Although outage management reduces outages and the amount of unserved energy, its more important benefits are largely subjective. Thus, outage management is clearly beneficial to PEA’s customers and to PEA’s relationships with its customers, but assigning a specific monetary value to these factors can prove elusive.

Scope of DCC Project

This first phase of the DCC Project requires many functions other than var dispatch, voltage dispatch and outage management. The additional functions provide additional direct and indirect benefits.
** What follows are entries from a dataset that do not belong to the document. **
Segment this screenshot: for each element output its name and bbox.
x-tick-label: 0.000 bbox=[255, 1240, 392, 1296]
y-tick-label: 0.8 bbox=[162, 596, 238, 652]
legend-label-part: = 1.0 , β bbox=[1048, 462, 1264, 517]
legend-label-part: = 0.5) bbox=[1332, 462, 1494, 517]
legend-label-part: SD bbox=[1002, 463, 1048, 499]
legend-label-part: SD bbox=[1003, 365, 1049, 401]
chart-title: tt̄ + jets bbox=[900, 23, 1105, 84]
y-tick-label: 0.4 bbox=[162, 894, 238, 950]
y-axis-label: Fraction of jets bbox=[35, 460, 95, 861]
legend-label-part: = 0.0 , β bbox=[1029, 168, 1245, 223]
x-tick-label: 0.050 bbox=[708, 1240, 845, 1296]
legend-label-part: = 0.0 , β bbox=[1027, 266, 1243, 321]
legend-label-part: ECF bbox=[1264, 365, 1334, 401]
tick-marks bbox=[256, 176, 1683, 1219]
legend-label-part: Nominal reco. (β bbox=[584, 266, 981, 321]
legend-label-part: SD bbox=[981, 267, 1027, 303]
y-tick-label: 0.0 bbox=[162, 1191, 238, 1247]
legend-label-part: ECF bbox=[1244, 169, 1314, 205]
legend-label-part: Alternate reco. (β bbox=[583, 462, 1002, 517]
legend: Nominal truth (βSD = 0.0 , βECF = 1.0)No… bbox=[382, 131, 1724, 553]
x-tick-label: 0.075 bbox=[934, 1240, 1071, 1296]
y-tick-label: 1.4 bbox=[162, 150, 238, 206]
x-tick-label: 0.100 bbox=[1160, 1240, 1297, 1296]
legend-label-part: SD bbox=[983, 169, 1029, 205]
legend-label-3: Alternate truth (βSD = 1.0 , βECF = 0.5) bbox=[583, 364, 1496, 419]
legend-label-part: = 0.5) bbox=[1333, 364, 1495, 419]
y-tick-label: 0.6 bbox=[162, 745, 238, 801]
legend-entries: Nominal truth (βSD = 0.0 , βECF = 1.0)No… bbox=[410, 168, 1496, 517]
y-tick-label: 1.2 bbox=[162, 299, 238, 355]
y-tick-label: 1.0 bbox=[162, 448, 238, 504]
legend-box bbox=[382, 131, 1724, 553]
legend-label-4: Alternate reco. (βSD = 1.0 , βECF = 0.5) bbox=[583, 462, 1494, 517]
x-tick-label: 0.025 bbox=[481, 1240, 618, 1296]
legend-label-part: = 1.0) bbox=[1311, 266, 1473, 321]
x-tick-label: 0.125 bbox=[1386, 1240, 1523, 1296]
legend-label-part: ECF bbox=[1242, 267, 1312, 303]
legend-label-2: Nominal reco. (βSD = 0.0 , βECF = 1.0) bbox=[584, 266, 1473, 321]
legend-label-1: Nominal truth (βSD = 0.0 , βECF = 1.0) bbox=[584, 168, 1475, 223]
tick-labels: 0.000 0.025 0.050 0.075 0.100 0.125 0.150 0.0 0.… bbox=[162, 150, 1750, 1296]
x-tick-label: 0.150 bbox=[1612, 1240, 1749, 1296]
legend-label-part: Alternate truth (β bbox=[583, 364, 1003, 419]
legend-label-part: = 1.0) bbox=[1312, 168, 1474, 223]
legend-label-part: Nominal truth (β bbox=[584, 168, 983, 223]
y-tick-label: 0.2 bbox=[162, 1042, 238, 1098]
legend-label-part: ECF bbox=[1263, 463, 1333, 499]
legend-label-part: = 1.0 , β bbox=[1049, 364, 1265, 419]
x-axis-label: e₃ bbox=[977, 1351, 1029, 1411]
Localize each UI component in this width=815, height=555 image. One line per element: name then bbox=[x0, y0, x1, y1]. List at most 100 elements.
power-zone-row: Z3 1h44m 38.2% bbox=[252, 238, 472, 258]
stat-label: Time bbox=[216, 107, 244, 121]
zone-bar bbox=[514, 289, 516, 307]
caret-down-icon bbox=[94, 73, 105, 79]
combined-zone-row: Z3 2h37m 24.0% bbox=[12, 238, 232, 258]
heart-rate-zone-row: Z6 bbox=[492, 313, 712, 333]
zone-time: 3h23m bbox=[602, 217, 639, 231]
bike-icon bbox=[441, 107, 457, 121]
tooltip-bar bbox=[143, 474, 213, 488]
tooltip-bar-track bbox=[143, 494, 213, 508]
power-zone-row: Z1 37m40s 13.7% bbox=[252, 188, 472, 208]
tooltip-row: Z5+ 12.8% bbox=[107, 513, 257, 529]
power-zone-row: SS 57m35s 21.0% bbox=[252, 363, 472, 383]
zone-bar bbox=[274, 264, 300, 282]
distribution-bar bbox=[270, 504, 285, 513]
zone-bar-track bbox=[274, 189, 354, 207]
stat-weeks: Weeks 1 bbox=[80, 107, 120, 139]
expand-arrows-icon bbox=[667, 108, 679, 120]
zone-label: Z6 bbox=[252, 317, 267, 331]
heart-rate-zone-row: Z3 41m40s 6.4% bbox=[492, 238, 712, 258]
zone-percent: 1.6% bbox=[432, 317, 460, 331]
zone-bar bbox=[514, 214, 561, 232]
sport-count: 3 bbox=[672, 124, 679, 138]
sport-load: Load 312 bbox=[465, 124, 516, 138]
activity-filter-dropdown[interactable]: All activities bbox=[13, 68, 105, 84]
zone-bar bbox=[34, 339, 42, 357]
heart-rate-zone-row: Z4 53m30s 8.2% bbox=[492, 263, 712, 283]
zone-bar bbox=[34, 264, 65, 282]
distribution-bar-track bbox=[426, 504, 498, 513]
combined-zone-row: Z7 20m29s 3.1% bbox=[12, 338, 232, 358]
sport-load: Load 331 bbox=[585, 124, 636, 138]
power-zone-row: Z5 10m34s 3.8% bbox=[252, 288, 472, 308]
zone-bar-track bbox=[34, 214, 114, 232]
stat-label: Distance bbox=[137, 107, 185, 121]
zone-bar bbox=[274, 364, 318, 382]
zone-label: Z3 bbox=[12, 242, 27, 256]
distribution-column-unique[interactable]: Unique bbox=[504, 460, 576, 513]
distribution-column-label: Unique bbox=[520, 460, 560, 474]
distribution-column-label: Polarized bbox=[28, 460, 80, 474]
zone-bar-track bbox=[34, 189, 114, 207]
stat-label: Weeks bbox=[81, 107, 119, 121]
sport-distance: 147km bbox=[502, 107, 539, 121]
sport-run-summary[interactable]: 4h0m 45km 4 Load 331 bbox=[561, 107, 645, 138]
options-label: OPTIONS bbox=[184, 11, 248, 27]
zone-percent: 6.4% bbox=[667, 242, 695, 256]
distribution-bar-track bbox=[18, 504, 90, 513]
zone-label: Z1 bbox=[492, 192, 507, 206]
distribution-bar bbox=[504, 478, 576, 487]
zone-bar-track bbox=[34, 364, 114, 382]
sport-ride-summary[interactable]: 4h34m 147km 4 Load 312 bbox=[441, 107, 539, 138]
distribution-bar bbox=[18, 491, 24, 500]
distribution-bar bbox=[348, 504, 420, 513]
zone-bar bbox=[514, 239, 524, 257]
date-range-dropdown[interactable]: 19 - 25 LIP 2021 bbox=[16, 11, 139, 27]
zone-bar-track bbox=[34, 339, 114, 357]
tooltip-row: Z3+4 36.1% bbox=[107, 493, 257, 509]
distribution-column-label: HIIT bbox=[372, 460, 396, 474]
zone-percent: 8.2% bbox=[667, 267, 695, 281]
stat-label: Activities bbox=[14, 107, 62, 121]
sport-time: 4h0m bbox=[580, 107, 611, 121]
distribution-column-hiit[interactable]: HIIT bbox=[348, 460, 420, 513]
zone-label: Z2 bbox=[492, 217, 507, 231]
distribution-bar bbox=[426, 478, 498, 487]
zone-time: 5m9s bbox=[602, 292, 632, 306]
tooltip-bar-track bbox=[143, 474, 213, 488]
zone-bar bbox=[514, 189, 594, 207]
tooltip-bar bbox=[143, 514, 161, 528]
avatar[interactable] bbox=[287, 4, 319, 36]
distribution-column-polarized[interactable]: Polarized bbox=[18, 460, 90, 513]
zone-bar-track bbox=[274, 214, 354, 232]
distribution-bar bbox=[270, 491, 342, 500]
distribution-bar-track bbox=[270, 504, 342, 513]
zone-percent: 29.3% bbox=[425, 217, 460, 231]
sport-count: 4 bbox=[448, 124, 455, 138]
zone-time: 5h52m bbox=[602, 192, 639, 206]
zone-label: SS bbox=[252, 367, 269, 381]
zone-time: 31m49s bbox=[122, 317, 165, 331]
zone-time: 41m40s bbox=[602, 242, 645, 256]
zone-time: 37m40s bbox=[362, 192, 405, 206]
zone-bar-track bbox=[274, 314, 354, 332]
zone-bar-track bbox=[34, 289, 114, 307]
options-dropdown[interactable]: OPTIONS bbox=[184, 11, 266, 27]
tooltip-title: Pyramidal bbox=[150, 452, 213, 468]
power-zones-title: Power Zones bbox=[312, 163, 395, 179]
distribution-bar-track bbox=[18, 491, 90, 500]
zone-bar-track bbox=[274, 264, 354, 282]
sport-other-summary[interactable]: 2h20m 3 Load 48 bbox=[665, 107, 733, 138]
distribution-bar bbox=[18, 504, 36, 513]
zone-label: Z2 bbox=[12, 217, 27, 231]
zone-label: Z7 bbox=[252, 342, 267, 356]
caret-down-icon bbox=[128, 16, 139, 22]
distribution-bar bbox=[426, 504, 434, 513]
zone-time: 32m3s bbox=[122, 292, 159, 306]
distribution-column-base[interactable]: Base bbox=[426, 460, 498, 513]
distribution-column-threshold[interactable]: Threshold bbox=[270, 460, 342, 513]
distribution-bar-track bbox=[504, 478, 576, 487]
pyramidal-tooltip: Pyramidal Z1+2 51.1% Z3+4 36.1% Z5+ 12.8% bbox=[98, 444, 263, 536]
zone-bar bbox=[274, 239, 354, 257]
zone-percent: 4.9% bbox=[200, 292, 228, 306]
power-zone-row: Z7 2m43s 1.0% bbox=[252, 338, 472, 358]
They include SCADA, sequence-of-events data collection, disturbance data collection, switching order management, outage information system, calculation of power system reliability indices, switching device operations monitoring, load shedding, data exchange, state estimation, contingency analysis, power flow, short-circuit analysis, load forecast, dispatcher training simulator and historical information system.

The system’s user interface will support both Thai and English, and the large-scope nature of the project is further indicated by the following items to be supplied:

  • Six interconnected DMS computer systems;
  • All new buildings and facilities to house and support these systems;
  • 118 remote DMS consoles at 59 existing electric offices;
  • 53 substation RTUs;
  • DMS interfaces to 111 existing or separately planned substation automation facilities in the form of computer-based substation control systems;
  • More than 2,000 feeder RTUs interfaced to 1,600 line switches, 456 existing reclosers and 43 existing voltage regulators;
  • DMS interfaces to 139 existing switchable capacitor banks via commercial paging services;
  • DMS interfaces to PEA customer information system (CIS) and AM/FM/GIS facilities;
  • DMS interfaces to non-PEA computer systems, such as those belonging to EGAT and MEA; and
  • Multiple address radio system (MARS) for enabling DMS communications with all field devices, such as the remote controlled switches that are not directly accessible via PEA’s backbone communications system, which currently uses digital microwave radio link and time division multiple access facilities.

Project Status and Schedule

In July 2000, PEA signed a contract with SNC-Lavalin of Montreal, Canada, for the supply of the DMS. This includes computer systems, RTUs, FTUs, the MARS radio system, the six new distribution dispatching center buildings, and all necessary field installation and adaptation services. The 1,600 line switches to be integrated have been procured under two separate contracts for 800 switches, and virtually all of them have already been installed by PEA. The DMS will be fully operational and commissioned in 2003.

In addition to the DMS supplier contract, PEA signed a contract with KEMA Consulting (USA) at the end of October 2000 for project management services during system implementation. KEMA Consulting has assisted PEA with the DDC Project Stage 1 since its inception in 1996.